Unlike Vidya Balan’s Tara, who has both home and work in perfect control, Sakshi Tanwar’s Nandita and, Mona Singh’s Moushmi, are not perfect ‘goddesses’.

Nandita makes questionable ethical decisions at home and at work, and Moushmi is so blinded by her ambition and her desire to overcome past mistakes, that she is the very model of an ‘unlikeable’ woman.

Nidhi Singh’s Neetu, is a astrology-obsessed woman, committed to her family, but she also has immense confidence (the kind that in a woman, is often termed overconfidence) in her professional skills.

Palomi Ghosh’s Meghan is the ‘young woman who uses dating apps’ but the series doesn’t fit her into the ‘drinking, smoking, casual sex’ stereotype. It does seem to put her into another box however –’the socially awkward nerdy girl’, but that honestly is a trope we don’t get enough of on Indian screens and I’m willing to overlook it because except for in a few scenes, it doesn’t feel forced.
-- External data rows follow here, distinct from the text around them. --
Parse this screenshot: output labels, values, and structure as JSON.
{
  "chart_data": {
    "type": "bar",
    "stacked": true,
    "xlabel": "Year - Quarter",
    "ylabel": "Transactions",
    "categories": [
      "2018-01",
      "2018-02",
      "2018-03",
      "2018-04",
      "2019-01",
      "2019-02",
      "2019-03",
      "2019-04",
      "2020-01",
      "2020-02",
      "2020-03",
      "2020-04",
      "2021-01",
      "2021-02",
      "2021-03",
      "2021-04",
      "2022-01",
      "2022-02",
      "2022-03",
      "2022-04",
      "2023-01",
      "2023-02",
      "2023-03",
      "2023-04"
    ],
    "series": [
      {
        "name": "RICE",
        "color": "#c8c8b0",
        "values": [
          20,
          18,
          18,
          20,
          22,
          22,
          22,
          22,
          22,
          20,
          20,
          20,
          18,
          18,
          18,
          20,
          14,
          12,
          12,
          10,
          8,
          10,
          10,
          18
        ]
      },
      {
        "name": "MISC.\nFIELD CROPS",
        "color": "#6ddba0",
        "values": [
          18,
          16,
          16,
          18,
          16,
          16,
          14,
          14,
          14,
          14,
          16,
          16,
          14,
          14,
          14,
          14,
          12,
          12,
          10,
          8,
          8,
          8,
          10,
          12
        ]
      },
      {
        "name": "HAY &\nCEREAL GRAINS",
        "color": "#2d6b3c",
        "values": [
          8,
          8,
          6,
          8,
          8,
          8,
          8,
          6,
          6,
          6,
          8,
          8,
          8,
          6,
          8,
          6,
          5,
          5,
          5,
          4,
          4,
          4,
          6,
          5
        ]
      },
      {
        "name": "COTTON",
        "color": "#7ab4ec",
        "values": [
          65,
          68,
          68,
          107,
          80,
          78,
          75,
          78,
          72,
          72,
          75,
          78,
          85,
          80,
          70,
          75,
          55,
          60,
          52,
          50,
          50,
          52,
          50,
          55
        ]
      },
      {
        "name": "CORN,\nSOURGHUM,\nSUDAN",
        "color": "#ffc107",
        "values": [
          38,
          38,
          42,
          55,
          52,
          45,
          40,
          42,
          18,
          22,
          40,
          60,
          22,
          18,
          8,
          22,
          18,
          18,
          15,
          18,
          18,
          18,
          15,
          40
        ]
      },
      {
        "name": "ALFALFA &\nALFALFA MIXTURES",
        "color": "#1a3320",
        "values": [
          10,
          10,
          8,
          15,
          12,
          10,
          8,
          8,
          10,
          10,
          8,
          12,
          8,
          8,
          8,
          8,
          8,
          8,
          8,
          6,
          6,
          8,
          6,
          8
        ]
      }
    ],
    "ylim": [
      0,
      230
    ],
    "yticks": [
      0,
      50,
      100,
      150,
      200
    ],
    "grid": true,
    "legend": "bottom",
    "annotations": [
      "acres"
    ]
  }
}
‘Jugaad’ stories of the women – different from the movie

Another way in which Mission Mangal disappointed me was in how it resorted to describing the work of its women scientists as inspired by ‘home science’.  Jugaad or frugal innovation is a legitimately Indian skill set, but it involves more than flashes of inspiration. M-O-M gets that.

My initial reaction on watching the women in the series make such ‘inspired’ discoveries, was one of “oh no not again!” but that feeling was soon replaced by one of relief, as the scenes were quickly followed up by scenes that debated on the merits and demerits of the ideas – as any idea for a mission of this scale. Keeping in mind the target audience, the series is not heavy on the science, but at the same time it does not forget that these women are accomplished and talented scientists. It shows them have confidence in their abilities as professionals.

And the sisterhood – again, very real

The series also beautifully explores the relationships between these women. Internalized misogyny in real life often makes women view each other as enemies. The series picks up on this, and sets up some scenarios that women will relate to, but rather than stick with this “women are bitchy” stereotype, it goes on to show how a little empathy can go a long way in building a culture of sisterhood.

A mention here also, for the men in the series who ably support the work of the women, especially Ashish Vidyarthi’s performance as the ISA (the series name for ISRO) chief, K Muralidharan, and Gaurav Sharma’s performance as Nikhil, Moushmi’s ex-husband and colleague.

Like its characters, M-O-M is flawed, but endearing, and definitely worth spending time with.